The Pocket Four Pro is a portable gaming device with analog sticks, face buttons, d-sticks, shoulder buttons, and triggers. Thanks to employing Android as its operating system, it has the Android gaming ecosystem to call itself, from popular titles like Fortnite and Genshin Impact to more esoteric titles like Sky: Children of Light. Except that the touchscreen that you have to rely on maximum, has a fully built-in controller.

The Pocket Four Pro builds on Retroid’s reveling in the non-fashion gaming space. Previously, old-fashioned consoles required OS tradition to build and a forged Linux lore to get up and running. The industry, adding retroids, has been toying with Android as an option for a few years, but in 202 FUTRO, the features and desires of Android gamers were met with a horny value that balanced prices and specifications. Retroid introduced the Pocket Five Pro in time for the holidays, however the Pocket Four Pro ultimately proved that the non-fashion market was mature and in a position for Android.

The Retroid Pocket Four Pro is arguably not called the smartphone of the year.

Since the Samsung Galaxy Fold launch in 2019, the idea of a foldable has been more appealing than reality. That has benefitted smartphone designs across the board, not just in the foldables. The upcoming push into “thin phones” during 2025 partially benefits from the technology required to thin out the two sides of a foldable device.
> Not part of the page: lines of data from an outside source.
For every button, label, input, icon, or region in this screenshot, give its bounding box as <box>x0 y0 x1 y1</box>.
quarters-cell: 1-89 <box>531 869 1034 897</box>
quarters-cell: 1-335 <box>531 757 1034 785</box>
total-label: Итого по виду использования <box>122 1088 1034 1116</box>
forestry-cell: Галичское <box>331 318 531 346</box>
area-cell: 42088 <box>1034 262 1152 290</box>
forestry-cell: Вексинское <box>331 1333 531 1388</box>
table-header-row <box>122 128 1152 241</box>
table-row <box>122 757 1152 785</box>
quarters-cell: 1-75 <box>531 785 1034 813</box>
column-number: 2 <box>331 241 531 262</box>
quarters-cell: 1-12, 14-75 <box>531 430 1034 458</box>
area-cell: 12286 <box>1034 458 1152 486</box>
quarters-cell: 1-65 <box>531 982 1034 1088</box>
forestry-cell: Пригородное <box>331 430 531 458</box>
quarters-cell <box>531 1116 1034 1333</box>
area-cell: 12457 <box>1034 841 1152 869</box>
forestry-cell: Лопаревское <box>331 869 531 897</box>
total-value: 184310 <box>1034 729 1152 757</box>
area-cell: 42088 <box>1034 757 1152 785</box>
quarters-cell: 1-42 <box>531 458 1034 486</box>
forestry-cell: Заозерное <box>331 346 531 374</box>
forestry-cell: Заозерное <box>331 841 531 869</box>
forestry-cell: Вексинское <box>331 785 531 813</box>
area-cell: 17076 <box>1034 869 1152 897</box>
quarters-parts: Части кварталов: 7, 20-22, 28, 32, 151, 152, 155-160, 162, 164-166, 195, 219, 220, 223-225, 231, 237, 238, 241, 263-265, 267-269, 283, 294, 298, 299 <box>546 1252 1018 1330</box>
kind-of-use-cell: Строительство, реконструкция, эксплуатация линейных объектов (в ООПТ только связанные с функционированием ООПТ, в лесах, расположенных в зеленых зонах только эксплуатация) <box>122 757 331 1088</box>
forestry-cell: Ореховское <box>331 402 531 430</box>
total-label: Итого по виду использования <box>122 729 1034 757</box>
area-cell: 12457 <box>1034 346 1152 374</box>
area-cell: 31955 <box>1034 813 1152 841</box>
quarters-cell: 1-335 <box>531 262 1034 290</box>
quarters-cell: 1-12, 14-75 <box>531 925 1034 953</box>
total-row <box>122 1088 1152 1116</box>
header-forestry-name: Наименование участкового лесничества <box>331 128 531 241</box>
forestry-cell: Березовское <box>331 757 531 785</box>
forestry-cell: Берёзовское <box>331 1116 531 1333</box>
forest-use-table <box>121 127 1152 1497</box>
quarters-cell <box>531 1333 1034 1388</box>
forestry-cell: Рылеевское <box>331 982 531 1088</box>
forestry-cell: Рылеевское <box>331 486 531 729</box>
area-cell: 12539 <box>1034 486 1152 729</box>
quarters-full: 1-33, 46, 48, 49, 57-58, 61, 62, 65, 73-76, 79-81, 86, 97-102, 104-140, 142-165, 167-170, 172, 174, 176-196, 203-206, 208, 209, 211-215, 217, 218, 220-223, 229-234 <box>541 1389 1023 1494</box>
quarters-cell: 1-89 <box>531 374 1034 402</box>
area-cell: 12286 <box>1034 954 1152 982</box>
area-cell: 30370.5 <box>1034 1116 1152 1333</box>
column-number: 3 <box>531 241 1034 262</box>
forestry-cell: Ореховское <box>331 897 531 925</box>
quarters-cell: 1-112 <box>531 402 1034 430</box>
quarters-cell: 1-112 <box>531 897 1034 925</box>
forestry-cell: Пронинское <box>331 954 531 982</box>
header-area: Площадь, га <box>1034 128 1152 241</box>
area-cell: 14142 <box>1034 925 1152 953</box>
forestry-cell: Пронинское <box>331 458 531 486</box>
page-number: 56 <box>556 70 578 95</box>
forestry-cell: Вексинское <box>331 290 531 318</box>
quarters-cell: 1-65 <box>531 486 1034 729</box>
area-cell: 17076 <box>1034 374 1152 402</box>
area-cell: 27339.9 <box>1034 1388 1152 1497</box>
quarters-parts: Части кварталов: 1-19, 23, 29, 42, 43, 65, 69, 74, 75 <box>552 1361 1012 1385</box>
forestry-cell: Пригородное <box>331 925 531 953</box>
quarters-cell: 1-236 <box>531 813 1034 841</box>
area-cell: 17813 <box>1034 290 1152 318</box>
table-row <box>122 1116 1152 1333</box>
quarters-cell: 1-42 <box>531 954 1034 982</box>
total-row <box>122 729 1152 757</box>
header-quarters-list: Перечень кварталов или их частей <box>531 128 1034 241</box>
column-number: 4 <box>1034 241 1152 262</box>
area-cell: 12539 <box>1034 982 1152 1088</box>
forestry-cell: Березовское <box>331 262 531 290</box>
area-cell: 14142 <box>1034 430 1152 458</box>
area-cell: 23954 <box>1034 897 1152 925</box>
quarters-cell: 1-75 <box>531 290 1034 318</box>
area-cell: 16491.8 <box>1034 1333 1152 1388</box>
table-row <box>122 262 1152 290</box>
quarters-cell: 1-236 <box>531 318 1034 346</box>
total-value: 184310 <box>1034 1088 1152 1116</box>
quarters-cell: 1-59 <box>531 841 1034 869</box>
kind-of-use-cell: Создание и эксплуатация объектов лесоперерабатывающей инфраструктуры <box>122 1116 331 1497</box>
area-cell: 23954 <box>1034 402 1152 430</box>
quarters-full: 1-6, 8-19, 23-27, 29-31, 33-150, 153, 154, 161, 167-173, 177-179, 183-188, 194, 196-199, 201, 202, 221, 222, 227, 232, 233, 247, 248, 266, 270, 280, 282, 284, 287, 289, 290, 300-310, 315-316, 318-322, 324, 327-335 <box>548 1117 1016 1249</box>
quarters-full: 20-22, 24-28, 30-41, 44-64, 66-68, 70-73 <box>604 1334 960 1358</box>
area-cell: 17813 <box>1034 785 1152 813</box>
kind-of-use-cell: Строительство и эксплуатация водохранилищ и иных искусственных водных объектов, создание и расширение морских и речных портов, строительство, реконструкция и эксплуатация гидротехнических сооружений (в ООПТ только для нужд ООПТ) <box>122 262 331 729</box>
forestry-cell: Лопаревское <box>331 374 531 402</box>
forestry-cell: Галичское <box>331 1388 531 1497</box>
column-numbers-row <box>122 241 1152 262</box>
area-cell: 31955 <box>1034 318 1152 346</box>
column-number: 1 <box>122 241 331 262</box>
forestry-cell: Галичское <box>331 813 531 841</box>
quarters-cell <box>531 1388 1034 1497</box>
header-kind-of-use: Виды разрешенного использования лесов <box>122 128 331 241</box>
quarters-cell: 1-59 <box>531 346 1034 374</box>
Which is where Honor appears. The Honor Magic V3, its third-generation foldable, was a home run for the form factor. It ships in the open state, so when you lift it out, the insane thickness of just 4.4 mm is evident. Closing it, you get a 9.2 mm smartphone with a 20:9 ratio outer display comparable to Honor’s then-flagship Magic6 Pro (which comes in at 8.9 mm). The bevelled edges make it comfortable to get a grip of a single side to help open the phone, and the design allows for an IPX8 protection rating… the Magic V3 is good to a depth of 1.5m.

Software-wise magicOS offers both ‘side-by-side’ apps or ‘floating window over a full-screen app’ for multitasking on the unfolded Magic V3. Still, it’s the option to lock an app to a specific Aspect Ratio if it is not designed for a foldable that I found useful—there’s no need for a very wide when you can lock it to a 3:4 view with some bars on the left and right.

Is it going to be the best-selling smartphone of 2024? Far from it. Will it be the most influential smartphone? Certainly, it will be in the foldables space, and arguably it demonstrates what 2025’s thin smartphones need to aim for.

The Honor Magic V3 takes all the potential of the foldable space and brings it to a single smartphone. It sits on the cutting edge of hardware and shines a light for every phone and manufacturer to aim for in 2025.

That’s why it’s my smartphone of the year.

Disclaimer: During 2024, smartphones, adding the Pixel Nine Pro and Honor Magic V3, were provided for review purposes.